В XIX веке воображение людей дразнила уже не гибель Платоновой Атлантиды, а Александровы города. Куда бы ни пришел Александр Македонский, повсюду он основывал города: до сих пор неизвестно, сколько всего набралось этих Александрий. Древний историк Плутарх приводит огромную цифру – 70, другие ограничиваются парой десятков. Сложность состоит и в том, чтобы решить, что считать городом. Разумеется, список открывает гигантская метрополия Александрия Египетская. Но как быть с поселением, размерами едва превышающим укрепленный военный лагерь, – безопасным местом для воинов, которые не могли продолжать поход по старости или из-за тяжелых ранений? В 1831 году все обычно сходились в следующем: во-первых, почти ни одна из Александрий пока не найдена. Во-вторых, находка хотя бы одной перевернула бы мир.

Вернувшись в Бушер, Массон забросил свои байки про Санкт-Петербург и Кентукки и стал сплетать для Уилсона совсем другие кружева. Теперь он опирался на свои новые познания и рассказывал, как несколькими годами ранее наткнулся на один из затерянных городов Александра Великого. Александрия Букефалия – самая странная из всех Александрий: названная в честь Буцефала, коня Александра, она была заложена в мае 326 года до н. э. на берегу некой реки в современном Пакистане. Ее координаты остаются загадкой по сей день.
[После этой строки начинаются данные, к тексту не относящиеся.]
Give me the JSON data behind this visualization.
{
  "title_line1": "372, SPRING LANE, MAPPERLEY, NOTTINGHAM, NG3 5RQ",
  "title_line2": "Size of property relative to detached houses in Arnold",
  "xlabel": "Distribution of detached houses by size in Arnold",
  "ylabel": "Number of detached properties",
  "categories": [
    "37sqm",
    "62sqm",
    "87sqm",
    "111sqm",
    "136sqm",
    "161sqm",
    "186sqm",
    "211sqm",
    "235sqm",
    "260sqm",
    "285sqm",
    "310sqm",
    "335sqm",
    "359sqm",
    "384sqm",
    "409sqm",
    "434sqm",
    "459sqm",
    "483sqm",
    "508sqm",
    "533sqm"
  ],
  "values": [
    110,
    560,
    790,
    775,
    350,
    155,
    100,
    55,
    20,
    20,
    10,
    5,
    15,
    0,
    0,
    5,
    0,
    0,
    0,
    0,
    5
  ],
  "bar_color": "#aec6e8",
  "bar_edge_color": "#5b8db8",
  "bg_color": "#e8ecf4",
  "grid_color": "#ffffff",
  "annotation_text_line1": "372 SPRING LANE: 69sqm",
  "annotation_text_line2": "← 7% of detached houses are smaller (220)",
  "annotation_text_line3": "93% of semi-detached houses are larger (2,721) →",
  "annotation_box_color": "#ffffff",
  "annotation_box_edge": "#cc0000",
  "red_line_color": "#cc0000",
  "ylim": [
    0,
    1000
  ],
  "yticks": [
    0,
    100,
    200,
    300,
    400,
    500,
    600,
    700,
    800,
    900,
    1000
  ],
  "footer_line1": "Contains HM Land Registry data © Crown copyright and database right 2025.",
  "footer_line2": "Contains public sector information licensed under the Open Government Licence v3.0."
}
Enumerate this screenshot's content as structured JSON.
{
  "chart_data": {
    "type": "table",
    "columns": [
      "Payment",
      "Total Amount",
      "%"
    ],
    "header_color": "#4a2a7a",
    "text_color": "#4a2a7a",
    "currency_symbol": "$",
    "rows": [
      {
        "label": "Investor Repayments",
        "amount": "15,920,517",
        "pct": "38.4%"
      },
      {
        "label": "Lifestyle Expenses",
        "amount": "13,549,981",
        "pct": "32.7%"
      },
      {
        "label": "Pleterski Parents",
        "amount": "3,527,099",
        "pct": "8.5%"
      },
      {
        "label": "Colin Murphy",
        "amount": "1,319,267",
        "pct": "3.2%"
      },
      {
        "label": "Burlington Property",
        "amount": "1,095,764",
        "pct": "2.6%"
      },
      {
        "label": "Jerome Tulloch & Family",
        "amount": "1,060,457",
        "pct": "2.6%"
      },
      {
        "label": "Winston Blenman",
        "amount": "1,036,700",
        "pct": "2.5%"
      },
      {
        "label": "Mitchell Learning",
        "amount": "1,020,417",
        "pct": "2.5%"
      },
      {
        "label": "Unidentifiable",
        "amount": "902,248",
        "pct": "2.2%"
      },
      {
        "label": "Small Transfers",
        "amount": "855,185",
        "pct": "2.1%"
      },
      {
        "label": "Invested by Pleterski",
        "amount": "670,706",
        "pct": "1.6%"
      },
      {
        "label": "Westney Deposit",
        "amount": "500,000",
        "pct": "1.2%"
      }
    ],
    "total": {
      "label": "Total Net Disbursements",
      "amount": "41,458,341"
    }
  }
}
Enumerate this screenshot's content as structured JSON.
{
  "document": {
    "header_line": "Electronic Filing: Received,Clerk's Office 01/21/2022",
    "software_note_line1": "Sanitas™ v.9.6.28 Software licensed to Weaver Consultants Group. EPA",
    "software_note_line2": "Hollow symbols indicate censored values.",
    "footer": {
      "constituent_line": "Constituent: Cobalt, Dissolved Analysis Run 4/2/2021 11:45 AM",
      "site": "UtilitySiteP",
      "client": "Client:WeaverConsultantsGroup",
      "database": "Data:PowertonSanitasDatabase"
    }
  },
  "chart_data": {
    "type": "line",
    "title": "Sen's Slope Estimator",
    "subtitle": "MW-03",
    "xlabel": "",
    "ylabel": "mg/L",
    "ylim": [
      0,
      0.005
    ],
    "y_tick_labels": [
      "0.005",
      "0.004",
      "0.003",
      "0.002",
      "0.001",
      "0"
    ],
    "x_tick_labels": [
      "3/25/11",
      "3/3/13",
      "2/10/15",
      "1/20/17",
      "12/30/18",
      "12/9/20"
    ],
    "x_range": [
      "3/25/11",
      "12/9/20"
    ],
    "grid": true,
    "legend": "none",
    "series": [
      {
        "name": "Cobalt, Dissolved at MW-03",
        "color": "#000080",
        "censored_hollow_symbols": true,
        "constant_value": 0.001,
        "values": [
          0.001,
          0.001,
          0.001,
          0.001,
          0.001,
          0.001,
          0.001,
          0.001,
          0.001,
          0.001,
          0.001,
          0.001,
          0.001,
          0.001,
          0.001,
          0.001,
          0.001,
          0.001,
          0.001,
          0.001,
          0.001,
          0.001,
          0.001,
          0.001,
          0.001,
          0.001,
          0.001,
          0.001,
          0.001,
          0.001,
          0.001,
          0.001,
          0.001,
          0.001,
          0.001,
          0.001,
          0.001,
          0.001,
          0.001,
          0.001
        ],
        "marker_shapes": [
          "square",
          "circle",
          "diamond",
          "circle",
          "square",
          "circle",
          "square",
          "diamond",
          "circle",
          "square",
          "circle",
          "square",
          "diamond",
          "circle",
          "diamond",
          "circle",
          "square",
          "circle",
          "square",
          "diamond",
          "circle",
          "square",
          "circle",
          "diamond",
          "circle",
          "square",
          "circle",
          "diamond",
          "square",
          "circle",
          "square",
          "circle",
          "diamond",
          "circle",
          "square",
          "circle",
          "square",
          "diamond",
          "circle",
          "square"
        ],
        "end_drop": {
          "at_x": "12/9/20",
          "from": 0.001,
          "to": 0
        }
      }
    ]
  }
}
«Я попал в Пенджаб при неблагоприятных обстоятельствах, – объяснял Массон Уилсону, – лишившись всех книг и прочего имущества, а моя память, хотя и содержала главное о незабвенном походе Александра, утратила теперь те подробности, которые были бы полезны при исследовании»[130].

Опрашивая самых старых жителей деревушки неподалеку, я узнал, что раньше на обоих берегах реки стояли два города[131]. Я отправился на место одного из них и нашел множество остатков некогда обширного города, но время было к нему так немилосердно, что уже ничего нельзя было сказать ни о его очертаниях, ни об архитектуре. Я отправил людей трудиться на развалинах, и при раскопке были обнаружены золотые, серебряные и медные монеты Александра Великого, общим числом 27, с одинаковыми цифрами и надписями, за исключением одной. На ее лицевой стороне был поясной портрет Александра, на оборотной – спешившийся лучник и надпись «Букефалия»[132].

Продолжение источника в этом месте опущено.